Gentlemen;
My son bought one of the M48s that have recently appeared on the surplus market. He brought it home from where he is stationed and left it with me, saying that he couldn't figure out how to dis-assemble it.
Indeed - when I tried later on it was really troublesome. It turned out that the upper and lower bands had to be removed in what I thought was reverse order - that is the lower band had to come off first. Once the barreled action was out of the wood I found that the trigger guard/magazine wouldn't come out of the wood at all. I was finally reduced to my 2 pound hammer and copper "beater" before it came off. But it had been in so tight that a chip of the stock came with it. Yuck.
Well, I took everything to pieces, digging out cosmoline down to the last little screw. Then I re-assembled it and waited until he returned home on Christmas leave.
He brought 100 8x57 new made-in-Serbia cases and a set of LEE dies with him. ~ We loaded them up with SAECO 62081, Lyman 321297 and the 243 grain LEE "8mm Max".
The rifle didn't shoot well with any load. Just light experimental stuff that had proven accurate in previous 8mm shooting. I could see that it 'wanted' to shoot since now and then a semi-visible group formed before being spoiled by flyers.
My son was deeply disappointed.. I knew we had only begun to shoot.

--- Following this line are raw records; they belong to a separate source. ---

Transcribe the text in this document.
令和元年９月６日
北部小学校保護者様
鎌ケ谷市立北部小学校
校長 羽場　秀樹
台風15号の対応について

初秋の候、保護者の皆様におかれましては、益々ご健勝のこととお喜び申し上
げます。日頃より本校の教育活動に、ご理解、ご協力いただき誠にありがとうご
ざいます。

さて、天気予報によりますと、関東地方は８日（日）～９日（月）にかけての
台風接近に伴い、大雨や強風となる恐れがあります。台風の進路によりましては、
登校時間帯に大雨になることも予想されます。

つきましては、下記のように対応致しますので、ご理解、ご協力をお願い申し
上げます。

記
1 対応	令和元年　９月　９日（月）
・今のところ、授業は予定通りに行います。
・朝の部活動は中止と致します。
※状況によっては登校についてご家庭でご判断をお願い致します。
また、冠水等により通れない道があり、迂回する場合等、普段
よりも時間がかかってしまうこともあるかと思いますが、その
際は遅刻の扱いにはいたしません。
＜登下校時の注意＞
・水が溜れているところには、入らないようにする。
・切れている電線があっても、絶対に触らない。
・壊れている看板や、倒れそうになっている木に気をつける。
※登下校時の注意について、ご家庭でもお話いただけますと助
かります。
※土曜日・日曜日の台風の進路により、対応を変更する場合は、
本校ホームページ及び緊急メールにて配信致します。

I recommended that we toss the wood and start fresh with a commercial wooden or composite stock. He wouldn't have any of it - he wanted to preserve the 'piece of history' that it represented. ~ But he did go so far as to allow me to install a nice old Lyman 48 receiver sight and one of my home-made Mauser blade front sights.
In process of this work I first thought I'd epoxy bed the rifle. But I thought it over and realized that all that wood it carried would most likely neutralize anything good I might accomplish by doing so. Instead I went to inspecting the fit more carefully.

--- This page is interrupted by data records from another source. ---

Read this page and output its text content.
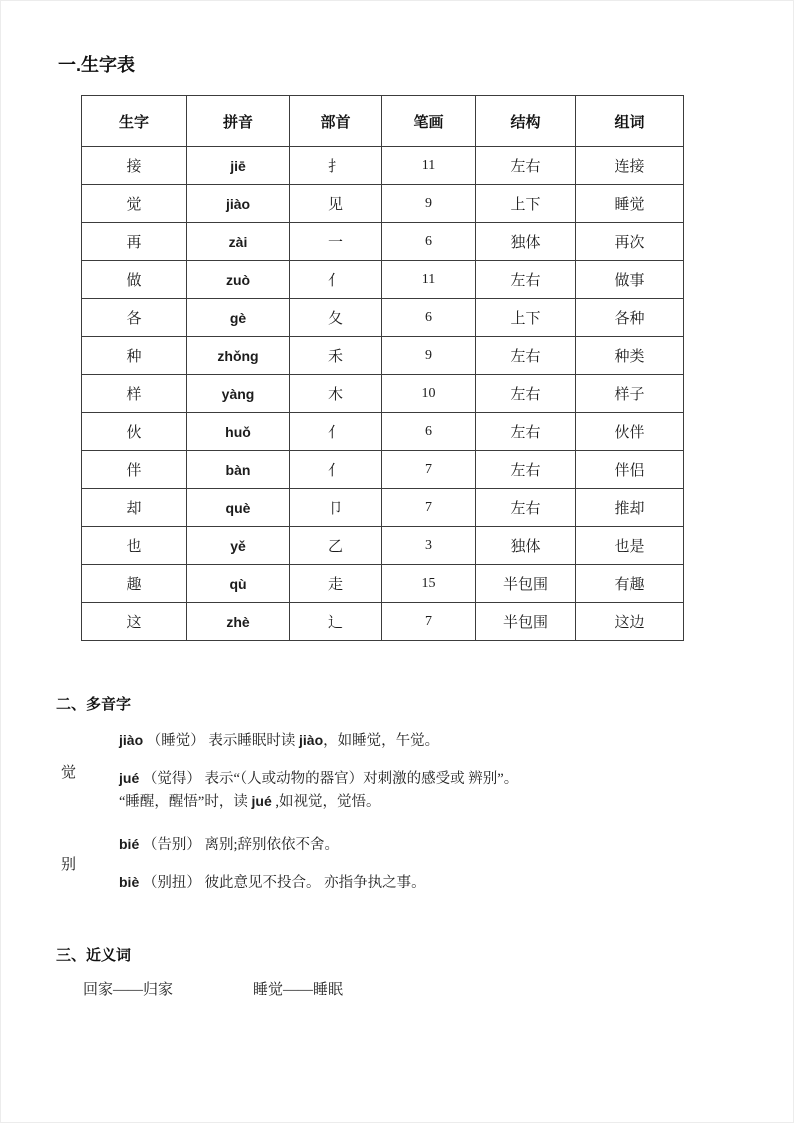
一.生字表
生字	拼音	部首	笔画	结构	组词
接	jiē	扌	11	左右	连接
觉	jiào	见	9	上下	睡觉
再	zài	一	6	独体	再次
做	zuò	亻	11	左右	做事
各	gè	夂	6	上下	各种
种	zhǒng	禾	9	左右	种类
样	yàng	木	10	左右	样子
伙	huǒ	亻	6	左右	伙伴
伴	bàn	亻	7	左右	伴侣
却	què	卩	7	左右	推却
也	yě	乙	3	独体	也是
趣	qù	走	15	半包围	有趣
这	zhè	辶	7	半包围	这边
二、多音字
觉
jiào （睡觉） 表示睡眠时读 jiào，如睡觉，午觉。
jué （觉得） 表示“（人或动物的器官）对刺激的感受或 辨别”。
“睡醒，醒悟”时，读 jué ,如视觉，觉悟。
别
bié （告别） 离别;辞别依依不舍。
biè （别扭） 彼此意见不投合。 亦指争执之事。
三、近义词
回家——归家	睡觉——睡眠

My! I soon found why it didn't shoot: There was a 0.030 gap between the stock's steel through-bolt and the receiver's recoil lug! No wonder!

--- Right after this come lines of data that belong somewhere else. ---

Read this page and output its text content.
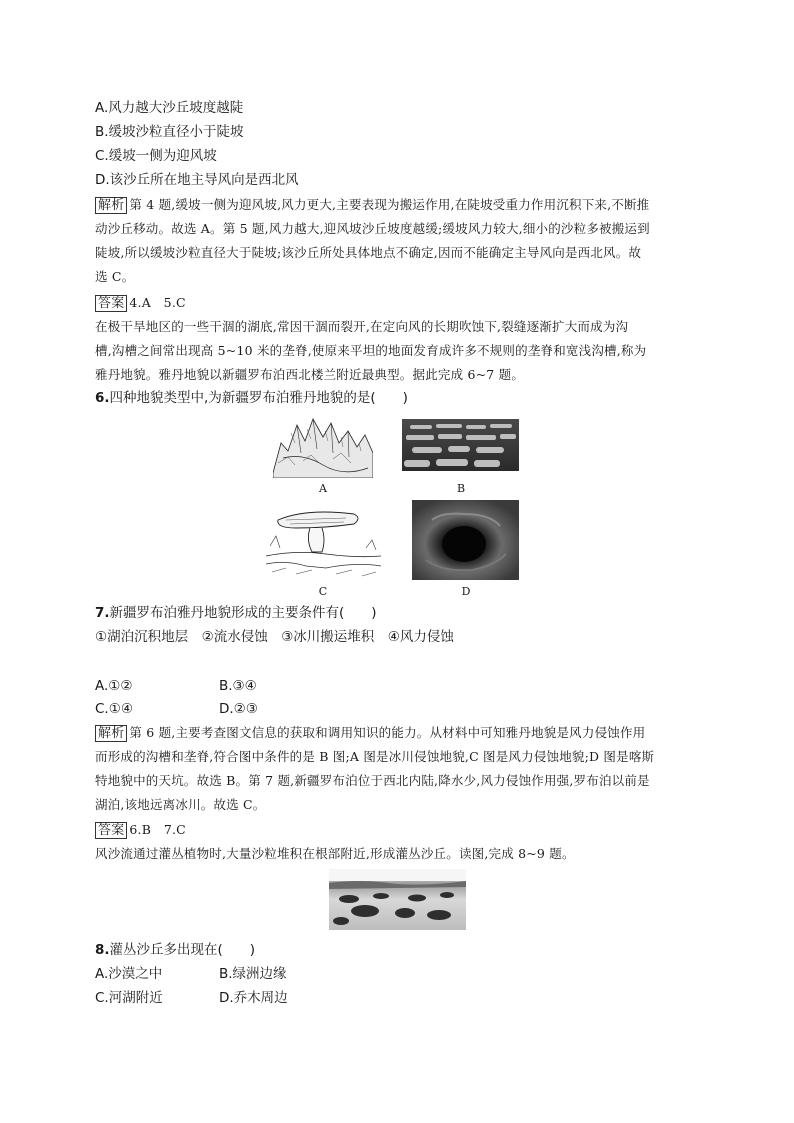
A.风力越大沙丘坡度越陡
B.缓坡沙粒直径小于陡坡
C.缓坡一侧为迎风坡
D.该沙丘所在地主导风向是西北风
解析 第 4 题,缓坡一侧为迎风坡,风力更大,主要表现为搬运作用,在陡坡受重力作用沉积下来,不断推
动沙丘移动。故选 A。第 5 题,风力越大,迎风坡沙丘坡度越缓;缓坡风力较大,细小的沙粒多被搬运到
陡坡,所以缓坡沙粒直径大于陡坡;该沙丘所处具体地点不确定,因而不能确定主导风向是西北风。故
选 C。
答案 4.A　5.C
在极干旱地区的一些干涸的湖底,常因干涸而裂开,在定向风的长期吹蚀下,裂缝逐渐扩大而成为沟
槽,沟槽之间常出现高 5~10 米的垄脊,使原来平坦的地面发育成许多不规则的垄脊和宽浅沟槽,称为
雅丹地貌。雅丹地貌以新疆罗布泊西北楼兰附近最典型。据此完成 6~7 题。
6.四种地貌类型中,为新疆罗布泊雅丹地貌的是(　　)
A	B
C	D
7.新疆罗布泊雅丹地貌形成的主要条件有(　　)
①湖泊沉积地层　②流水侵蚀　③冰川搬运堆积　④风力侵蚀
A.①②	B.③④
C.①④	D.②③
解析 第 6 题,主要考查图文信息的获取和调用知识的能力。从材料中可知雅丹地貌是风力侵蚀作用
而形成的沟槽和垄脊,符合图中条件的是 B 图;A 图是冰川侵蚀地貌,C 图是风力侵蚀地貌;D 图是喀斯
特地貌中的天坑。故选 B。第 7 题,新疆罗布泊位于西北内陆,降水少,风力侵蚀作用强,罗布泊以前是
湖泊,该地远离冰川。故选 C。
答案 6.B　7.C
风沙流通过灌丛植物时,大量沙粒堆积在根部附近,形成灌丛沙丘。读图,完成 8~9 题。
8.灌丛沙丘多出现在(　　)
A.沙漠之中	B.绿洲边缘
C.河湖附近	D.乔木周边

But, I still didn't like the idea of messing round with epoxy in this situation so I carefully measured the gap by using number drills and feeling up through the front screw hole of the stock where I could get at the gap. Then once I had the gap measured I made up a steel shim of 0.002 greater thickness than my measured gap so it would all fit together tightly and reassembled the whole works..
This worked. The rifle now shoots as well or a little better than the usual as-issued military rifle does. That is about 5x2.000 groups.
My son now has his 'piece of history" and it even shoots fairly well.